Tran, Emily P., Aleksei B. Dingel, E. Bailey Terhune, Nicole A. Segovia, Brian Vuong, Theodore J. Ganley, Peter D. Fabricant, Daniel W. Green, Tyler J. Stavinoha, and Kevin G. Shea. "Anterior cruciate ligament length in pediatric populations: An MRI study." Orthopaedic Journal of Sports Medicine 9, no. 4 (2021): 23259671211002286.
Shea, K. G., Milewski, M. D., Cannamela, P. C., Ganley, T. J., Fabricant, P. D., Terhune, E. B., ... & Polousky, J. D. (2017). Anterolateral ligament of the knee shows variable anatomy in pediatric specimens. Clinical Orthopaedics and Related Research®475(6), 1583-1591.

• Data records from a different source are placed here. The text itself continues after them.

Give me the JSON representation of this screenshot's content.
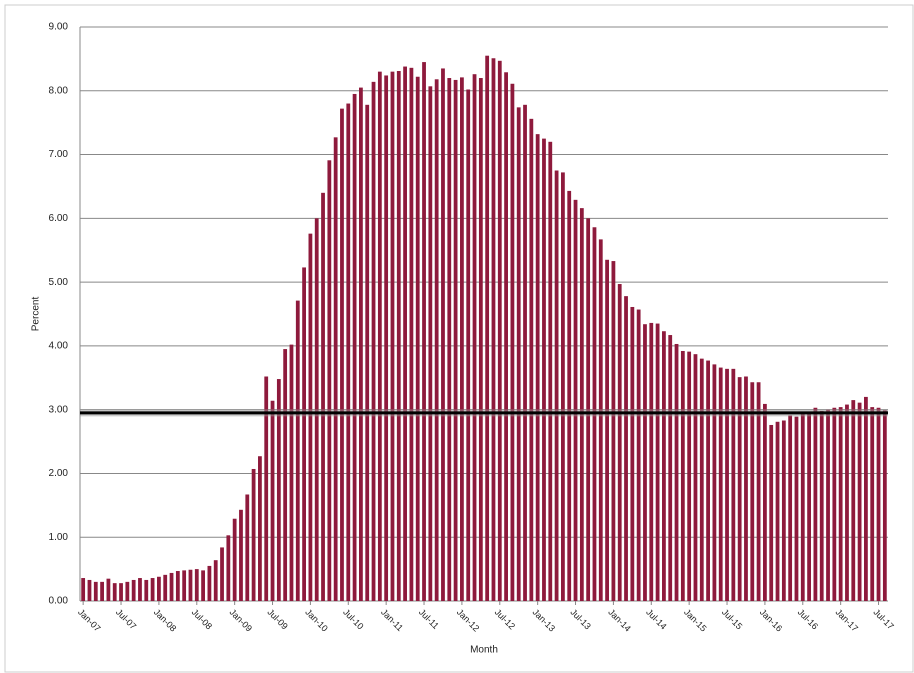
{
  "chart_data": {
    "type": "bar",
    "y_label": "Percent",
    "x_label": "Month",
    "categories": [
      "Jan-07",
      null,
      null,
      null,
      null,
      null,
      "Jul-07",
      null,
      null,
      null,
      null,
      null,
      "Jan-08",
      null,
      null,
      null,
      null,
      null,
      "Jul-08",
      null,
      null,
      null,
      null,
      null,
      "Jan-09",
      null,
      null,
      null,
      null,
      null,
      "Jul-09",
      null,
      null,
      null,
      null,
      null,
      "Jan-10",
      null,
      null,
      null,
      null,
      null,
      "Jul-10",
      null,
      null,
      null,
      null,
      null,
      "Jan-11",
      null,
      null,
      null,
      null,
      null,
      "Jul-11",
      null,
      null,
      null,
      null,
      null,
      "Jan-12",
      null,
      null,
      null,
      null,
      null,
      "Jul-12",
      null,
      null,
      null,
      null,
      null,
      "Jan-13",
      null,
      null,
      null,
      null,
      null,
      "Jul-13",
      null,
      null,
      null,
      null,
      null,
      "Jan-14",
      null,
      null,
      null,
      null,
      null,
      "Jul-14",
      null,
      null,
      null,
      null,
      null,
      "Jan-15",
      null,
      null,
      null,
      null,
      null,
      "Jul-15",
      null,
      null,
      null,
      null,
      null,
      "Jan-16",
      null,
      null,
      null,
      null,
      null,
      "Jul-16",
      null,
      null,
      null,
      null,
      null,
      "Jan-17",
      null,
      null,
      null,
      null,
      null,
      "Jul-17",
      null
    ],
    "values": [
      0.36,
      0.33,
      0.3,
      0.3,
      0.35,
      0.28,
      0.28,
      0.3,
      0.33,
      0.36,
      0.33,
      0.36,
      0.38,
      0.41,
      0.44,
      0.47,
      0.48,
      0.49,
      0.5,
      0.48,
      0.55,
      0.64,
      0.84,
      1.03,
      1.29,
      1.43,
      1.67,
      2.07,
      2.27,
      3.52,
      3.14,
      3.48,
      3.95,
      4.02,
      4.71,
      5.23,
      5.76,
      6.0,
      6.4,
      6.91,
      7.27,
      7.72,
      7.8,
      7.95,
      8.05,
      7.78,
      8.14,
      8.3,
      8.24,
      8.3,
      8.31,
      8.38,
      8.36,
      8.22,
      8.45,
      8.07,
      8.18,
      8.35,
      8.2,
      8.17,
      8.21,
      8.02,
      8.26,
      8.2,
      8.55,
      8.51,
      8.47,
      8.29,
      8.11,
      7.74,
      7.78,
      7.56,
      7.32,
      7.25,
      7.2,
      6.75,
      6.72,
      6.43,
      6.29,
      6.16,
      6.0,
      5.86,
      5.67,
      5.35,
      5.33,
      4.97,
      4.78,
      4.61,
      4.57,
      4.34,
      4.36,
      4.35,
      4.23,
      4.17,
      4.03,
      3.92,
      3.91,
      3.87,
      3.8,
      3.77,
      3.71,
      3.66,
      3.64,
      3.64,
      3.51,
      3.52,
      3.43,
      3.43,
      3.09,
      2.76,
      2.81,
      2.83,
      2.91,
      2.89,
      2.93,
      2.96,
      3.03,
      2.98,
      3.0,
      3.03,
      3.04,
      3.08,
      3.15,
      3.11,
      3.2,
      3.04,
      3.03,
      2.99
    ],
    "color": "#8e1a3c",
    "reference_line": 2.95,
    "ylim": [
      0,
      9
    ],
    "yticks": [
      {
        "value": 0,
        "label": "0.00"
      },
      {
        "value": 1,
        "label": "1.00"
      },
      {
        "value": 2,
        "label": "2.00"
      },
      {
        "value": 3,
        "label": "3.00"
      },
      {
        "value": 4,
        "label": "4.00"
      },
      {
        "value": 5,
        "label": "5.00"
      },
      {
        "value": 6,
        "label": "6.00"
      },
      {
        "value": 7,
        "label": "7.00"
      },
      {
        "value": 8,
        "label": "8.00"
      },
      {
        "value": 9,
        "label": "9.00"
      }
    ],
    "grid": true
  }
}
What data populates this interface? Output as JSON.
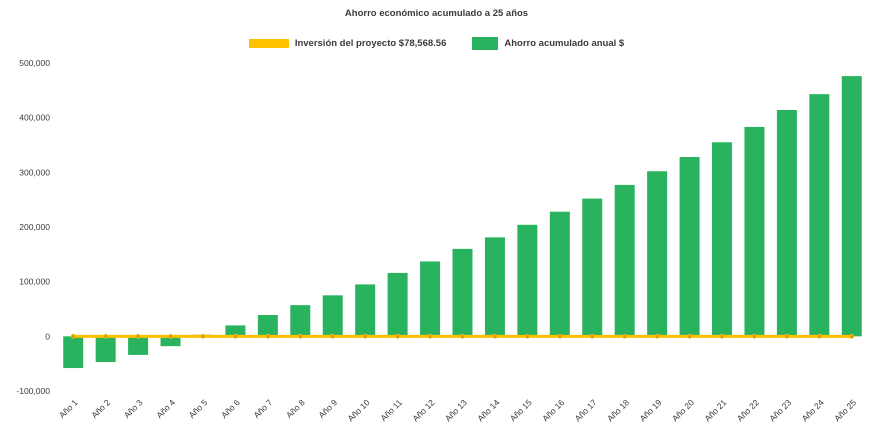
{
  "title": "Ahorro económico acumulado a 25 años",
  "legend": {
    "items": [
      {
        "label": "Inversión del proyecto $78,568.56",
        "color": "#ffc000",
        "swatch": "line"
      },
      {
        "label": "Ahorro acumulado anual $",
        "color": "#29b35f",
        "swatch": "bar"
      }
    ]
  },
  "chart_data": {
    "type": "bar",
    "title": "Ahorro económico acumulado a 25 años",
    "categories": [
      "Año 1",
      "Año 2",
      "Año 3",
      "Año 4",
      "Año 5",
      "Año 6",
      "Año 7",
      "Año 8",
      "Año 9",
      "Año 10",
      "Año 11",
      "Año 12",
      "Año 13",
      "Año 14",
      "Año 15",
      "Año 16",
      "Año 17",
      "Año 18",
      "Año 19",
      "Año 20",
      "Año 21",
      "Año 22",
      "Año 23",
      "Año 24",
      "Año 25"
    ],
    "series": [
      {
        "name": "Ahorro acumulado anual $",
        "type": "bar",
        "color": "#29b35f",
        "values": [
          -58000,
          -47000,
          -34000,
          -18000,
          3000,
          20000,
          39000,
          57000,
          75000,
          95000,
          116000,
          137000,
          160000,
          181000,
          204000,
          228000,
          252000,
          277000,
          302000,
          328000,
          355000,
          383000,
          414000,
          443000,
          476000
        ]
      },
      {
        "name": "Inversión del proyecto $78,568.56",
        "type": "line",
        "color": "#ffc000",
        "marker": "circle",
        "marker_color": "#d89c00",
        "constant_value": 0
      }
    ],
    "ylim": [
      -100000,
      500000
    ],
    "yticks": [
      -100000,
      0,
      100000,
      200000,
      300000,
      400000,
      500000
    ],
    "grid": false,
    "legend_position": "top",
    "x_label_rotation": -45,
    "axis_text_color": "#3b3b3b"
  },
  "colors": {
    "background": "#ffffff",
    "text": "#3b3b3b",
    "bar": "#29b35f",
    "line": "#ffc000"
  }
}
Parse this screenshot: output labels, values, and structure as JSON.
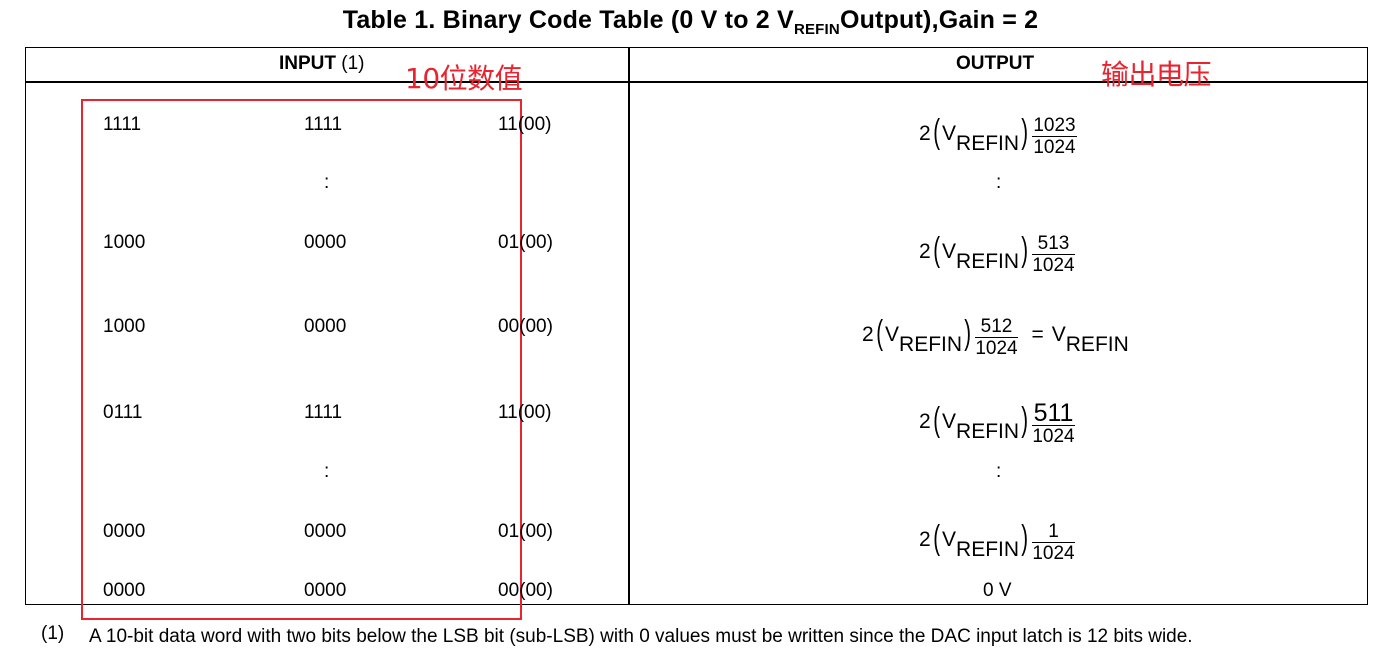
{
  "title": {
    "prefix": "Table 1. Binary Code Table (0 V to 2 V",
    "sub": "REFIN",
    "suffix": "Output),Gain = 2"
  },
  "headers": {
    "input": "INPUT",
    "input_note": "(1)",
    "output": "OUTPUT"
  },
  "annotations": {
    "input": "10位数值",
    "output": "输出电压"
  },
  "rows": [
    {
      "c1": "1111",
      "c2": "1111",
      "c3": "11(00)",
      "out": {
        "coef": "2",
        "v": "V",
        "sub": "REFIN",
        "num": "1023",
        "den": "1024"
      }
    },
    {
      "c1": "1000",
      "c2": "0000",
      "c3": "01(00)",
      "out": {
        "coef": "2",
        "v": "V",
        "sub": "REFIN",
        "num": "513",
        "den": "1024"
      }
    },
    {
      "c1": "1000",
      "c2": "0000",
      "c3": "00(00)",
      "out": {
        "coef": "2",
        "v": "V",
        "sub": "REFIN",
        "num": "512",
        "den": "1024",
        "eq": "=",
        "eq_v": "V",
        "eq_sub": "REFIN"
      }
    },
    {
      "c1": "0111",
      "c2": "1111",
      "c3": "11(00)",
      "out": {
        "coef": "2",
        "v": "V",
        "sub": "REFIN",
        "num": "511",
        "den": "1024"
      }
    },
    {
      "c1": "0000",
      "c2": "0000",
      "c3": "01(00)",
      "out": {
        "coef": "2",
        "v": "V",
        "sub": "REFIN",
        "num": "1",
        "den": "1024"
      }
    },
    {
      "c1": "0000",
      "c2": "0000",
      "c3": "00(00)",
      "out_text": "0 V"
    }
  ],
  "ellipsis": ":",
  "footnote": {
    "marker": "(1)",
    "text": "A 10-bit data word with two bits below the LSB bit (sub-LSB) with 0 values must be written since the DAC input latch is 12 bits wide."
  },
  "colors": {
    "annotation": "#e8242f",
    "border": "#000000"
  }
}
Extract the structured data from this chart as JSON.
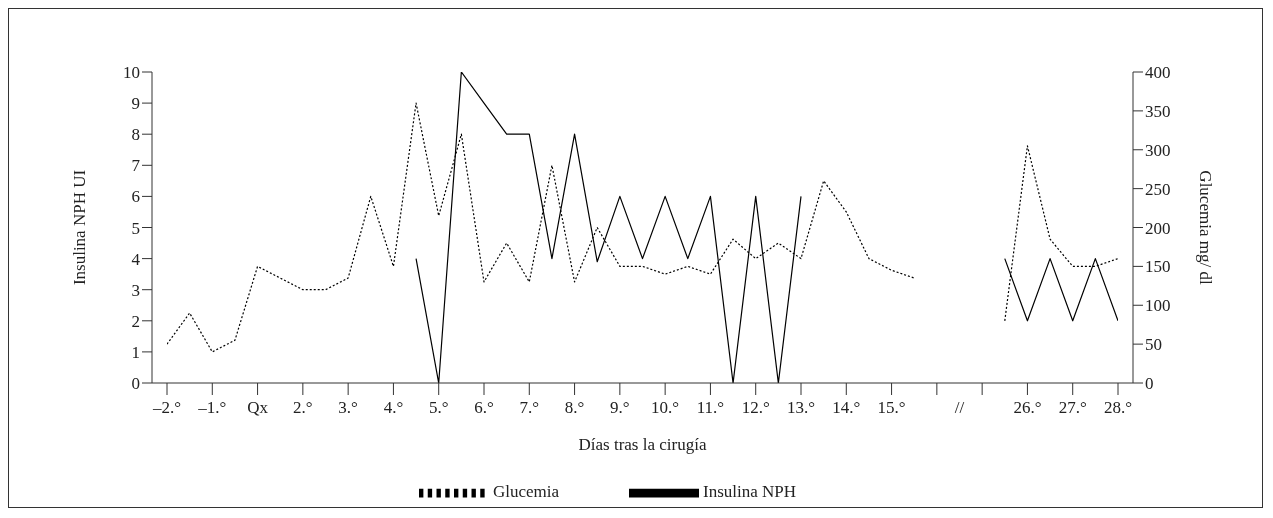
{
  "chart_data": {
    "type": "line",
    "xlabel": "Días tras la cirugía",
    "ylabel": "Insulina NPH UI",
    "y2label": "Glucemia mg/ dl",
    "categories": [
      "–2.°",
      null,
      "–1.°",
      null,
      "Qx",
      null,
      "2.°",
      null,
      "3.°",
      null,
      "4.°",
      null,
      "5.°",
      null,
      "6.°",
      null,
      "7.°",
      null,
      "8.°",
      null,
      "9.°",
      null,
      "10.°",
      null,
      "11.°",
      null,
      "12.°",
      null,
      "13.°",
      null,
      "14.°",
      null,
      "15.°",
      null,
      null,
      "//",
      null,
      null,
      "26.°",
      null,
      "27.°",
      null,
      "28.°"
    ],
    "series": [
      {
        "name": "Insulina NPH",
        "color": "#000000",
        "line_style": "solid",
        "values": [
          null,
          null,
          null,
          null,
          null,
          null,
          null,
          null,
          null,
          null,
          null,
          4,
          0,
          10,
          9,
          8,
          8,
          4,
          8,
          3.9,
          6,
          4,
          6,
          4,
          6,
          0,
          6,
          0,
          6,
          null,
          null,
          null,
          null,
          null,
          null,
          null,
          null,
          4,
          2,
          4,
          2,
          4,
          2
        ]
      },
      {
        "name": "Glucemia",
        "color": "#000000",
        "line_style": "dotted",
        "axis": "y2",
        "values": [
          50,
          90,
          40,
          55,
          150,
          135,
          120,
          120,
          135,
          240,
          150,
          360,
          215,
          320,
          130,
          180,
          130,
          280,
          130,
          200,
          150,
          150,
          140,
          150,
          140,
          185,
          160,
          180,
          160,
          260,
          220,
          160,
          145,
          135,
          null,
          null,
          null,
          80,
          305,
          185,
          150,
          150,
          160
        ]
      }
    ],
    "ylim": [
      0,
      10
    ],
    "yticks": [
      0,
      1,
      2,
      3,
      4,
      5,
      6,
      7,
      8,
      9,
      10
    ],
    "y2lim": [
      0,
      400
    ],
    "y2ticks": [
      0,
      50,
      100,
      150,
      200,
      250,
      300,
      350,
      400
    ],
    "grid": false,
    "legend": "bottom",
    "marker": "none"
  }
}
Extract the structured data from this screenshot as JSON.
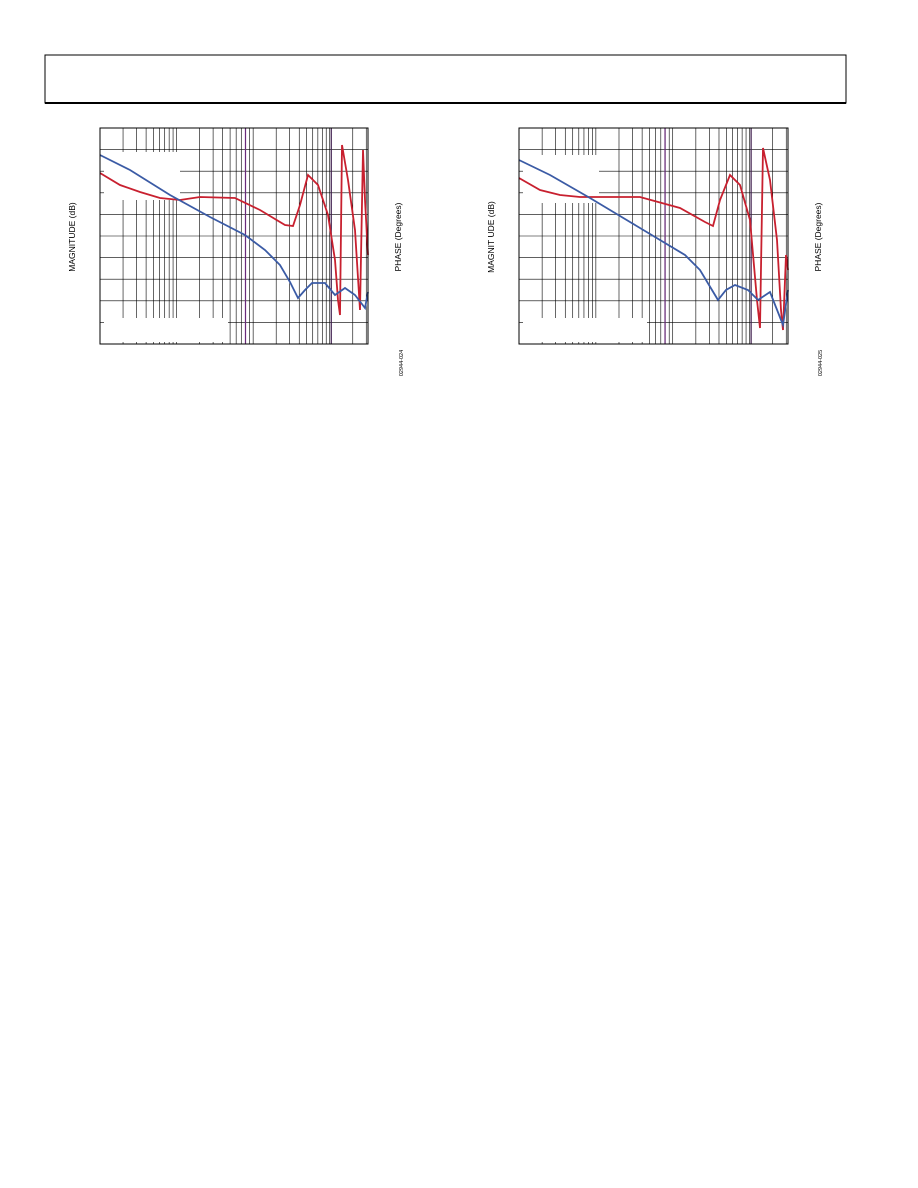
{
  "figures": [
    {
      "y_label": "MAGNITUDE (dB)",
      "y2_label": "PHASE (Degrees)",
      "figure_id": "02944-024"
    },
    {
      "y_label": "MAGNIT UDE (dB)",
      "y2_label": "PHASE (Degrees)",
      "figure_id": "02944-025"
    }
  ]
}
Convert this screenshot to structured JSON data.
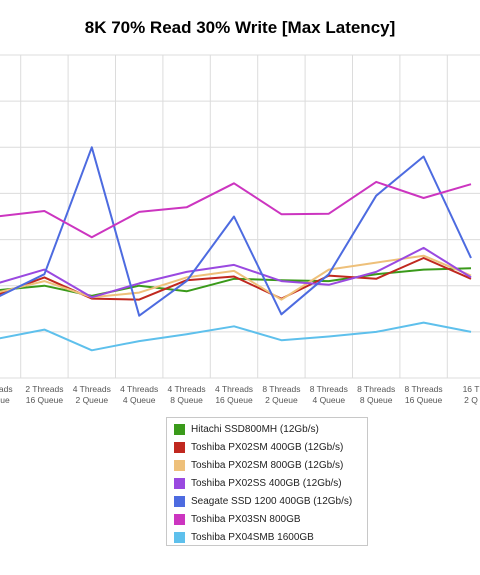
{
  "chart_data": {
    "type": "line",
    "title": "8K 70% Read 30% Write [Max Latency]",
    "xlabel": "",
    "ylabel": "",
    "grid": true,
    "legend_position": "bottom",
    "categories": [
      [
        "Threads",
        "Queue"
      ],
      [
        "2 Threads",
        "16 Queue"
      ],
      [
        "4 Threads",
        "2 Queue"
      ],
      [
        "4 Threads",
        "4 Queue"
      ],
      [
        "4 Threads",
        "8 Queue"
      ],
      [
        "4 Threads",
        "16 Queue"
      ],
      [
        "8 Threads",
        "2 Queue"
      ],
      [
        "8 Threads",
        "4 Queue"
      ],
      [
        "8 Threads",
        "8 Queue"
      ],
      [
        "8 Threads",
        "16 Queue"
      ],
      [
        "16 T",
        "2 Q"
      ]
    ],
    "ylim": [
      0,
      7
    ],
    "series": [
      {
        "name": "Hitachi SSD800MH (12Gb/s)",
        "color": "#3a9a1a",
        "values": [
          1.9,
          2.0,
          1.78,
          2.0,
          1.88,
          2.15,
          2.12,
          2.1,
          2.25,
          2.35,
          2.38
        ]
      },
      {
        "name": "Toshiba PX02SM 400GB (12Gb/s)",
        "color": "#c0281f",
        "values": [
          1.8,
          2.18,
          1.72,
          1.7,
          2.12,
          2.2,
          1.72,
          2.22,
          2.15,
          2.6,
          2.15
        ]
      },
      {
        "name": "Toshiba PX02SM 800GB (12Gb/s)",
        "color": "#eec07a",
        "values": [
          1.85,
          2.1,
          1.75,
          1.85,
          2.18,
          2.32,
          1.7,
          2.35,
          2.5,
          2.65,
          2.22
        ]
      },
      {
        "name": "Toshiba PX02SS 400GB (12Gb/s)",
        "color": "#9a49e0",
        "values": [
          2.05,
          2.35,
          1.75,
          2.05,
          2.3,
          2.45,
          2.1,
          2.02,
          2.3,
          2.82,
          2.18
        ]
      },
      {
        "name": "Seagate SSD 1200 400GB (12Gb/s)",
        "color": "#4d6be0",
        "values": [
          1.75,
          2.25,
          5.0,
          1.35,
          2.1,
          3.5,
          1.38,
          2.25,
          3.95,
          4.8,
          2.6
        ]
      },
      {
        "name": "Toshiba PX03SN 800GB",
        "color": "#cc35c0",
        "values": [
          3.5,
          3.62,
          3.05,
          3.6,
          3.7,
          4.22,
          3.55,
          3.56,
          4.25,
          3.9,
          4.2
        ]
      },
      {
        "name": "Toshiba PX04SMB 1600GB",
        "color": "#5ec0ec",
        "values": [
          0.85,
          1.05,
          0.6,
          0.8,
          0.95,
          1.12,
          0.82,
          0.9,
          1.0,
          1.2,
          1.0
        ]
      }
    ]
  }
}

Gadinsky, Naomi E., Kenneth M. Lin, Craig E. Klinger, Jonathan P. Dyke, Laura J. Kleeblad, Kevin G. Shea, David L. Helfet, Scott A. Rodeo, Daniel W. Green, and Lionel E. Lazaro. "Quantitative assessment of the vascularity of the skeletally immature patella: a cadaveric study using MRI." Journal of Children's Orthopaedics 15, no. 2 (2021): 157-165.
Stavinoha, T. J., Randhawa, S., Tompkins, M., Ellis, H., Ganley, T., & Shea, K. G. (2021). THE EXTENT OF MEDIAL QUADRICEPS TENDON FEMORAL LIGAMENT (MQTFL) PATELLAR AND QUADRICEPS ATTACHMENT: A PEDIATRIC CADAVERIC STUDY. Orthopaedic Journal of Sports Medicine9(7_suppl3), 2325967121S00104.
Randhawa, S., Tran, E., Segovia, N. A., Ganley, T., Tompkins, M., Ellis, H., & Shea, K. G. (2021). Epidemiological Study of the Discoid Meniscus: Investigating Demographic-Based Predictors in Large-Scale Claims Database. Cureus13(11).